To address the global defocus blur and lack of sharp geometric and textural references in single-camera NeRF caused by fixed focal length, this paper proposes the first full-depth-of-field NeRF reconstruction method leveraging smartphone dual-camera systems (primary + ultra-wide). The ultra-wide camera provides robust geometric priors via its large depth of field, while the primary camera preserves high-resolution texture. We design a learnable defocus-aware fusion module and a dynamic defocus map prediction mechanism, integrated with spatial deformation alignment, cross-camera color matching, and differentiable defocus modeling for end-to-end full-depth-of-field radiance field reconstruction. Evaluated on our newly collected dual-camera dataset, our method significantly outperforms single-camera NeRF baselines. It enables arbitrary focal-plane refocusing, controllable blur intensity, and beam-splitter effects, generating high-fidelity novel-view images.

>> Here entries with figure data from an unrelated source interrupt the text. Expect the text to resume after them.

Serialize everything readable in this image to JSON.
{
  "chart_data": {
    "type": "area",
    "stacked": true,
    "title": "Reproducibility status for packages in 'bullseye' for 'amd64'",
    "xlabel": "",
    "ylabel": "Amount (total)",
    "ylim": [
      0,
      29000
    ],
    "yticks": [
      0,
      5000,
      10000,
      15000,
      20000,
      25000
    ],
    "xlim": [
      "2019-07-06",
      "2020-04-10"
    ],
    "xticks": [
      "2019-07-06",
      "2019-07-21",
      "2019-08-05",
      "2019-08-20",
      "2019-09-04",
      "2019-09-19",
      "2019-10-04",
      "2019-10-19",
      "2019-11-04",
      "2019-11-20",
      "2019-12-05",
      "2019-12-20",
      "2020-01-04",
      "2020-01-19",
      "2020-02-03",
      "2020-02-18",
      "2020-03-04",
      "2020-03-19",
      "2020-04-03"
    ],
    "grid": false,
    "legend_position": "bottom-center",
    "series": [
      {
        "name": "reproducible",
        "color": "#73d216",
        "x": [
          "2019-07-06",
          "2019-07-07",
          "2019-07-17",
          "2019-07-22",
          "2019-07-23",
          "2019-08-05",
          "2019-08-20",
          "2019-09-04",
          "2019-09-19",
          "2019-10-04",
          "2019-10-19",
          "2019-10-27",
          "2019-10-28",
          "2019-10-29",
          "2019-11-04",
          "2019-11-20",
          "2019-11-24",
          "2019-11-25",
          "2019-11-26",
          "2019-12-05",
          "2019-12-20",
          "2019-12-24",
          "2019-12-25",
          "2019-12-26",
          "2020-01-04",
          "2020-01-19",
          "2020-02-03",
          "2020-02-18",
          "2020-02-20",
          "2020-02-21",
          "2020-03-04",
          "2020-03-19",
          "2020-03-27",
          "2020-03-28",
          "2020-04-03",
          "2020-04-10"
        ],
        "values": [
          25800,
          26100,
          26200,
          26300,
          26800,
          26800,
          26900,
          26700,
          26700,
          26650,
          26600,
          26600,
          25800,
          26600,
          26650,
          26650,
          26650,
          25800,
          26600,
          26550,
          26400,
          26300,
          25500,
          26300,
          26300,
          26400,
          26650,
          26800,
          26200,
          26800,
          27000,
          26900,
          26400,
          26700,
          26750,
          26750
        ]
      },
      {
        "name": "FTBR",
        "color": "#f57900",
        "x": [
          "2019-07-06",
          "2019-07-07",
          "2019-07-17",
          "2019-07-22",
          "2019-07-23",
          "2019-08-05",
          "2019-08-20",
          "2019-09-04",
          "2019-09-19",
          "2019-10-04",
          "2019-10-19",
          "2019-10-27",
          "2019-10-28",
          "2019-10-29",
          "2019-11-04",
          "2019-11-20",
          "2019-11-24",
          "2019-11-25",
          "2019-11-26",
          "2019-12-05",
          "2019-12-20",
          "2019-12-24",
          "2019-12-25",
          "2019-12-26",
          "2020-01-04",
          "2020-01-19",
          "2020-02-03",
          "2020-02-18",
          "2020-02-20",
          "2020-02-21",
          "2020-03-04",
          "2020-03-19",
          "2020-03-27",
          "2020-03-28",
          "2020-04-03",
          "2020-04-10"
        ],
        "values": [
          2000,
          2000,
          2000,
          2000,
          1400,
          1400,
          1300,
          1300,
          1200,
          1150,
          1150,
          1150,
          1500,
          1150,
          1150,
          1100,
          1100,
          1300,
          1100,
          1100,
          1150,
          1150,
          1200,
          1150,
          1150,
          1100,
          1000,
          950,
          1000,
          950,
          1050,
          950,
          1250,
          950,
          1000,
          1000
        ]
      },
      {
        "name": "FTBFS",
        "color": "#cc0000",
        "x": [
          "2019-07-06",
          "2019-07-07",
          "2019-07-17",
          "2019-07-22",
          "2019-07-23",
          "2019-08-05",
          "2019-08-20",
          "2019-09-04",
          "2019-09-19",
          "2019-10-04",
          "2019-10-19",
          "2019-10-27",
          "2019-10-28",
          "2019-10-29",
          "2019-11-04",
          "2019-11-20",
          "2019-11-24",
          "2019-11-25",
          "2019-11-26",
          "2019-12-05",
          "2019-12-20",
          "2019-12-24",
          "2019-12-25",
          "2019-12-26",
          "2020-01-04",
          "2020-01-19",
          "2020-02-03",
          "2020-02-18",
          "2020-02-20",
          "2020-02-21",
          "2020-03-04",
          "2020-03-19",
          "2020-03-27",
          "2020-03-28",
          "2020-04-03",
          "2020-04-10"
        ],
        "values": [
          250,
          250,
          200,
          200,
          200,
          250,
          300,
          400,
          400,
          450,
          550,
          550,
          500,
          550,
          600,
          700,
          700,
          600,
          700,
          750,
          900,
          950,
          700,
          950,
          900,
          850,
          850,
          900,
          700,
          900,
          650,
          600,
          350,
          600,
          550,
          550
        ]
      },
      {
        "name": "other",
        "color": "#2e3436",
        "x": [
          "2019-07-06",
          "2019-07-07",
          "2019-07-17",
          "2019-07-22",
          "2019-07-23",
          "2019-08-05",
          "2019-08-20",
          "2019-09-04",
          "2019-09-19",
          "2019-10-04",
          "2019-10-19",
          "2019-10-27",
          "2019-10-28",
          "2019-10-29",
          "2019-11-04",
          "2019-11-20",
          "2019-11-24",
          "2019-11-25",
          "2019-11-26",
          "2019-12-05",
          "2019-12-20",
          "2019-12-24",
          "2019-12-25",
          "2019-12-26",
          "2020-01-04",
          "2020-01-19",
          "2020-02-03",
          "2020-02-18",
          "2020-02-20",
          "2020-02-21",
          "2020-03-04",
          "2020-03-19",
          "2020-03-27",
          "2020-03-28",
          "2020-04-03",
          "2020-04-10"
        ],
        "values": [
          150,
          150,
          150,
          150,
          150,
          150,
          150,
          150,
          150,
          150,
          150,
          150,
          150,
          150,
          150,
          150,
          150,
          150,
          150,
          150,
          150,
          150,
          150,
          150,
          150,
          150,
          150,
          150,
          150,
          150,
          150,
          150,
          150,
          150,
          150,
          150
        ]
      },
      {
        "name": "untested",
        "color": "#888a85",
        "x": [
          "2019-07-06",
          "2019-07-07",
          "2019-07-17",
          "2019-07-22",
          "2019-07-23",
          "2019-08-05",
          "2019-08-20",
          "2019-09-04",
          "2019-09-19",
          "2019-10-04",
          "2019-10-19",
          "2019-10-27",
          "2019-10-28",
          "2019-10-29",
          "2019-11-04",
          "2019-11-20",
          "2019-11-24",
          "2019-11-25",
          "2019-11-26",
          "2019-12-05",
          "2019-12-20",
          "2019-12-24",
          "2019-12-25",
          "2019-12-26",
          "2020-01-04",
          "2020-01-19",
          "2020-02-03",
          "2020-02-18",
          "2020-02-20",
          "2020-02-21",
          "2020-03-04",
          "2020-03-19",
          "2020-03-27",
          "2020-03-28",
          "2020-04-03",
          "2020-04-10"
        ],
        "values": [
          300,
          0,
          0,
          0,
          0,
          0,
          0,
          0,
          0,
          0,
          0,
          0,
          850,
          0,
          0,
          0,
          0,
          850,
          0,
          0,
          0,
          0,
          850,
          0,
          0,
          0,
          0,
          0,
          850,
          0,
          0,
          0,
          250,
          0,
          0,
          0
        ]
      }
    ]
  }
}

We present the first framework capable of synthesizing the all-in-focus neural radiance field (NeRF) from inputs without manual refocusing. Without refocusing, the camera will automatically focus on the fixed object for all views, and current NeRF methods typically using one camera fail due to the consistent defocus blur and a lack of sharp reference. To restore the all-in-focus NeRF, we introduce the dual-camera from smartphones, where the ultra-wide camera has a wider depth-of-field (DoF) and the main camera possesses a higher resolution. The dual camera pair saves the high-fidelity details from the main camera and uses the ultra-wide camera’s deep DoF as reference for all-in-focus restoration. To this end, we first implement spatial warping and color matching to align the dual camera, followed by a defocus-aware fusion module with learnable defocus parameters to predict a defocus map and fuse the aligned camera pair. We also build a multi-view dataset that includes image pairs of the main and ultra-wide cameras in a smartphone. Extensive experiments on this dataset verify that our solution, termed DC-NeRF, can produce high-quality all-in-focus novel views and compares favorably against strong baselines quantitatively and qualitatively. We further show DoF applications of DC-NeRF with adjustable blur intensity and focal plane, including refocusing and split diopter.